Судя по аттестации Плано Карпини, уже около 1240 г. установление тотального "силового" внутреннего мира между монголами состоялось на деле: по его словам, монголы не лгали друг другу и совершенно не воровали друг у друга, хотя по отношению к иностранцу то и другое считалось похвальным делом. Он же сообщает, что случаев краж, убийств, драк и даже обычных ссор среди монголов практически не бывает; что монгольские жены не вступают в незаконные связи, хотя при этом очень любят вести и слушать непристойные разговоры; последнее происходит совершенно открыто и никем не осуждается. Нет лучшей иллюстрации того, что монгольская революция считала нужным лишь подавлять наиболее опасные=взаимно-агрессивные проявления того, что на Западе Евразии назвали бы "греховной человеческой природой", но совершенно ничего не имела против самой этой природы. Как мы увидим ниже, лозунг обеспечения для монголов житейского благосостояния Империя тоже выполнила, о чем можно судить не только по отзывам путешественников, но и по самому надежному критерию - демографическому: к концу XIII в. общая численность монголов удвоилась, и это несмотря на все бесконечные кровопролитные войны, в которых они участвовали!

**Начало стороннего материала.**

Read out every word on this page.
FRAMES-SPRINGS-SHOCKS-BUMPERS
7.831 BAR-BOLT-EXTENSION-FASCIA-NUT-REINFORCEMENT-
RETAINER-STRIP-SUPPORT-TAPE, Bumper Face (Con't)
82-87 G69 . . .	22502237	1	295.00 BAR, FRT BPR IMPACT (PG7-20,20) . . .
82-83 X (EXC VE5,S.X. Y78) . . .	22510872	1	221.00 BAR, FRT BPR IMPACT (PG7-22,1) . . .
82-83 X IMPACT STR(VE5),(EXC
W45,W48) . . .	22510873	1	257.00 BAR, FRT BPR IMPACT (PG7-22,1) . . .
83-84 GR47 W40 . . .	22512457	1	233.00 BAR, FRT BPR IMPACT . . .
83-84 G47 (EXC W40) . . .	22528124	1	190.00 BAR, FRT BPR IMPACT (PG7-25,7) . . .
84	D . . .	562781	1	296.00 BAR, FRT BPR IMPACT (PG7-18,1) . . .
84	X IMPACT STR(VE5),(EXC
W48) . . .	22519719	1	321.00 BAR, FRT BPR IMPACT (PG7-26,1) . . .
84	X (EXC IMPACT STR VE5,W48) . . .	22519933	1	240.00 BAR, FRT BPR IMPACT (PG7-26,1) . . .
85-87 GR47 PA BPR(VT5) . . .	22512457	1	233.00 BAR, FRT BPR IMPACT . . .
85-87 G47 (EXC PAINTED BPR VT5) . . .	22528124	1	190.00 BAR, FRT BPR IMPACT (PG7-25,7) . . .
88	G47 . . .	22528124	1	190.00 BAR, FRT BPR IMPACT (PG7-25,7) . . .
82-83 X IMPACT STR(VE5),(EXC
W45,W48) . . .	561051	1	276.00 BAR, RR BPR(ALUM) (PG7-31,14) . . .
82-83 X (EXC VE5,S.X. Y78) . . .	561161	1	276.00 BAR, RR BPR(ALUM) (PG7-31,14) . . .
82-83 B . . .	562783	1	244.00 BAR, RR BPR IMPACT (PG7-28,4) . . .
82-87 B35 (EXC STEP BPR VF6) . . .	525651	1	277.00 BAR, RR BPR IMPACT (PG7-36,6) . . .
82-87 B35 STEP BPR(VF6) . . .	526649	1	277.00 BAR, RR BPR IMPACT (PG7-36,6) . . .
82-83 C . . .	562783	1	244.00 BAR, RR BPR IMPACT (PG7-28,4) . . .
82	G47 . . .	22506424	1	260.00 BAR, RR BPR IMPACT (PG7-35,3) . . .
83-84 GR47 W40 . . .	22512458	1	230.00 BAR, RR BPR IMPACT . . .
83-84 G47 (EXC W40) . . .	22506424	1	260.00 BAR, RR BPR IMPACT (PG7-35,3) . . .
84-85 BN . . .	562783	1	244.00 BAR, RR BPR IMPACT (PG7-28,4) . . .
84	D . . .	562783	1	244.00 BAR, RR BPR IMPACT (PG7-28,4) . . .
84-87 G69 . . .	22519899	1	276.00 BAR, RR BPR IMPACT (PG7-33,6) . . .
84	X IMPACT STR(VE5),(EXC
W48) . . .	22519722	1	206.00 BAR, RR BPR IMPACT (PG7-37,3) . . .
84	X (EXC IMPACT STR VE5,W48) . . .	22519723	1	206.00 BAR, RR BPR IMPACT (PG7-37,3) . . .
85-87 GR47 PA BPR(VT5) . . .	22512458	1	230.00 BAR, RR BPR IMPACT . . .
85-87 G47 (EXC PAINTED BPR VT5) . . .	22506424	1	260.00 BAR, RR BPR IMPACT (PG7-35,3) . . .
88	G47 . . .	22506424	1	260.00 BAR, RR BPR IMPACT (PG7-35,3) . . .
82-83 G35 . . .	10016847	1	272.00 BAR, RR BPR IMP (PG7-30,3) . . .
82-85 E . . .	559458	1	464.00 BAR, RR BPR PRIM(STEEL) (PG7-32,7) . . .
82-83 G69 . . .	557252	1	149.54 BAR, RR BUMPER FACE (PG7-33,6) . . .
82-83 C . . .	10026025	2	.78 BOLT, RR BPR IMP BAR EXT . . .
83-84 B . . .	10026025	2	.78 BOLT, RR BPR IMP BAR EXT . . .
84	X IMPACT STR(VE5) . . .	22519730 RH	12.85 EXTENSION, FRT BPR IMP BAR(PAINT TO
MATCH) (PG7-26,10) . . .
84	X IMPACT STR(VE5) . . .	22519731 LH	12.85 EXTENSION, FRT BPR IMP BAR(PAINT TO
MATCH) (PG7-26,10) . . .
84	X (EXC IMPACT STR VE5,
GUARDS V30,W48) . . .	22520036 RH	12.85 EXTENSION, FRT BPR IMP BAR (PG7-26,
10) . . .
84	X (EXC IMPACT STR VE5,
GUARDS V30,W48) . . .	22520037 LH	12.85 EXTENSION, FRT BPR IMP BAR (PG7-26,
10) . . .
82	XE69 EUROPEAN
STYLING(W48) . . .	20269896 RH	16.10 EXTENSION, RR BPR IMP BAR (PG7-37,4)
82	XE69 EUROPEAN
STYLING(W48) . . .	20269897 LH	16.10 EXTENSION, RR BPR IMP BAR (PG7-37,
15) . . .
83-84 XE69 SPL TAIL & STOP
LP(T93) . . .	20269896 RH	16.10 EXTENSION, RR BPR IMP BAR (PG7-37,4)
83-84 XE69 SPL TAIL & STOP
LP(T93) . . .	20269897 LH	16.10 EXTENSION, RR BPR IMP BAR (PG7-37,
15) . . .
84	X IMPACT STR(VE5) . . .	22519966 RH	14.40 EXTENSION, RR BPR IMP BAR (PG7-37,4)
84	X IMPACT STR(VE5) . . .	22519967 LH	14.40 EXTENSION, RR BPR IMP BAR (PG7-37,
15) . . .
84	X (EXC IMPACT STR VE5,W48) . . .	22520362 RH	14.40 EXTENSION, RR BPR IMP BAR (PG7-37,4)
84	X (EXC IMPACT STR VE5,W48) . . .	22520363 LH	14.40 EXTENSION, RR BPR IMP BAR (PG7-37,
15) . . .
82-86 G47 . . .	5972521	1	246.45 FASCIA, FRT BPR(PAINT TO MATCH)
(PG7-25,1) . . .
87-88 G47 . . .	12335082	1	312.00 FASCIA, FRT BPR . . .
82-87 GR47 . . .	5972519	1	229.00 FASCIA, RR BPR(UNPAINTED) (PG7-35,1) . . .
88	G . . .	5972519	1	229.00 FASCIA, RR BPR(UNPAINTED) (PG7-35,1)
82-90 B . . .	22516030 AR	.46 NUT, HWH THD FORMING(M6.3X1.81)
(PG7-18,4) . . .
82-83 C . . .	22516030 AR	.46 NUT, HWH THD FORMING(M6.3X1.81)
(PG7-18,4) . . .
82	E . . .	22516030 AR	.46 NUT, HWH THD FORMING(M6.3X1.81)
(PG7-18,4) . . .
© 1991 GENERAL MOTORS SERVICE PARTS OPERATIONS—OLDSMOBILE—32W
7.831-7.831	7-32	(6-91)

Другая важнейшая составляющая имперского монгольского учения - это идея универсальной вселенской монархии. В самом деле, идеал всеобщего безопасного мира несовместим с многовластием и наличием внешних врагов, да и вообще любой независимой силы, способной превратиться во врага. Эта мысль, вероятно, посещала мимолетно головы многих государственных мужей, но в область практической политики ее, пожалуй, могли перевести только в Восточной Азии, где идея мирового единодержавия уже давно была сформулирована китайцами. Во всяком случае, достижение именно глобального владычества с самого начала было неотъемлемой частью программы Чингисхана, руководствовавшейся принципом "все или ничего".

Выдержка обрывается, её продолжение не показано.